El mundo está regido por el deseo de aprobación social: queremos que nos consideren exitosos y valiosos para la sociedad. Con el feminismo y la postmodernidad woke igualitaria quedó claro que la aprobación social y el respeto ya no se otorgaban a la maternidad ni por mantener la cohesión social del grupo familiar, sino por tener éxito en un mundo dominado por los hombres y suplantarlos. Las expectativas sociales cambiaron, los valores sociales cambiaron. Esto condujo al desmoronamiento de la sociedad. La decadencia, la degradación moral y la falta de creencia en algo mayor hacen que una sociedad se pregunte el sentido de todo ello y a menudo lleva al suicidio civilizacional.

La familia ha sido la base de toda civilización estable. Cuando se desincentiva la natalidad y se socava la estructura familiar, las consecuencias pueden ser devastadoras. Filósofos como el comunista italiano Antonio Gramsci ya advertían en el siglo XX que la transformación ideológica hacia el comunismo de una sociedad debía pasar por la erosión de sus pilares fundamentales: la familia y la religión. La hegemonía cultural, promovida por ciertos movimientos políticos, ha logrado imponer una visión donde estos valores son vistos como obsoletos o incluso perjudiciales.

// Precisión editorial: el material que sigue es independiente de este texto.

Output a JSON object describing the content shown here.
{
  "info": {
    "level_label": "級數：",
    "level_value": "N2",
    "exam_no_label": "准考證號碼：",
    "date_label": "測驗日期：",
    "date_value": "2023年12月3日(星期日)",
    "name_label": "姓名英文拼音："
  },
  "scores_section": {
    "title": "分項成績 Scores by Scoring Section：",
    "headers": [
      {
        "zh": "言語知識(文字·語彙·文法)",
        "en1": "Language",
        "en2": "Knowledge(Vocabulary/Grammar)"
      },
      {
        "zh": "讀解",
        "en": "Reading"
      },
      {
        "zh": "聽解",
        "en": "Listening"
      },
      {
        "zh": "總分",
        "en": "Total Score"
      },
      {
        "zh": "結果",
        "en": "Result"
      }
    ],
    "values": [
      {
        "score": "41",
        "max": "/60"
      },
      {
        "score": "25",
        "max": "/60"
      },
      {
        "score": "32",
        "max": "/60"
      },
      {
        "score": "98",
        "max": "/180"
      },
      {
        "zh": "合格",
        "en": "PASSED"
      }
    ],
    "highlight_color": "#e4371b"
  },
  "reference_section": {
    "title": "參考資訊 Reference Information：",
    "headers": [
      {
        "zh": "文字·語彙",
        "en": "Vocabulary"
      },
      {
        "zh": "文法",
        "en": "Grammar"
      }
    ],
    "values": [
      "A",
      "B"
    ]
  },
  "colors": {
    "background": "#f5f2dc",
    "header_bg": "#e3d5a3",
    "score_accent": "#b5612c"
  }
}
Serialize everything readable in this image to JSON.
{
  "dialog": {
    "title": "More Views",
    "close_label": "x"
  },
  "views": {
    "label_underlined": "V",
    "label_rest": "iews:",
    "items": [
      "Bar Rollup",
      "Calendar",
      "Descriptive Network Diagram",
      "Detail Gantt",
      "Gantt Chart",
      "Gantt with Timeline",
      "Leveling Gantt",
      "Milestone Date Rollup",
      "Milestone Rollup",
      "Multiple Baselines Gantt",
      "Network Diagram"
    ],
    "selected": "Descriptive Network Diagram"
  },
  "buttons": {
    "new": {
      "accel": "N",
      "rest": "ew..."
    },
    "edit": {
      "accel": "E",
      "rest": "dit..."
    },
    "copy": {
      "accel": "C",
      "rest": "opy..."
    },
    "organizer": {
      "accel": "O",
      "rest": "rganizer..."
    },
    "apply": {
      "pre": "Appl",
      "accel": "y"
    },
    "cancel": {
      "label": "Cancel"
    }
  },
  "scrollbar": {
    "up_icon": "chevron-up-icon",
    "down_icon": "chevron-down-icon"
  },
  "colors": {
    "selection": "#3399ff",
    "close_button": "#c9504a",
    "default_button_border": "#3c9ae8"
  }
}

Tampoco es casualidad que Antonio Gramsci sea el referente ideológico de partidos como Podemos que abandera el feminismo radical y la hegemonía cultural. Porque ya lo dijo Karl Popper, el autoritarismo siempre necesita el monopolio de la verdad.

El autoritarismo es dogmático y aún asumiendo que el dogma sea valido para un determinado momento del tiempo, el dogma no se puede adaptar al cambio y la realidad y la sociedad siempre cambia, esto hace que la brecha entre dogma y realidad, al principio pequeña, se vaya agrandando con el tiempo y la única forma de mantener las apariencias es mediante la censura. Algo así le ha pasado a la postmodernidad woke cuando su fracaso moral y social es más que evidente, cuando sus valores se han vuelto tóxicos y contraproducentes.

La mujer es la base de la sociedad porque es el núcleo de la familia y destruirla es destruir a la sociedad por dentro sin disparar un solo tiro, dejándola a merced de sus enemigos. Es necesario replantearnos los valores que rigen nuestra sociedad. En esto el movimiento conservador lleva la razón. No se trata de rechazar el progreso ni la igualdad de oportunidades, sino de reconocer que la maternidad y la familia siguen siendo esenciales para la estabilidad y el bienestar de cualquier sociedad. Si no recuperamos el respeto por estos valores fundamentales, nos encaminamos aún más hacia un futuro de decadencia demográfica, cultural y social.

El verdadero reto no es solo económico o político, sino cultural. La clave está en restaurar una visión equilibrada que permita a las nuevas generaciones valorar tanto el desarrollo personal como la importancia de la familia y la continuidad de la sociedad. La evolución no es volver atrás, es incorporar lo bueno de cada ola cultural, rechazar sus excesos y resolver los problemas que crea a través de un nivel de conciencia superior porque, como dijo Einstein no podemos resolver un problema desde el mismo nivel de conciencia que lo creó.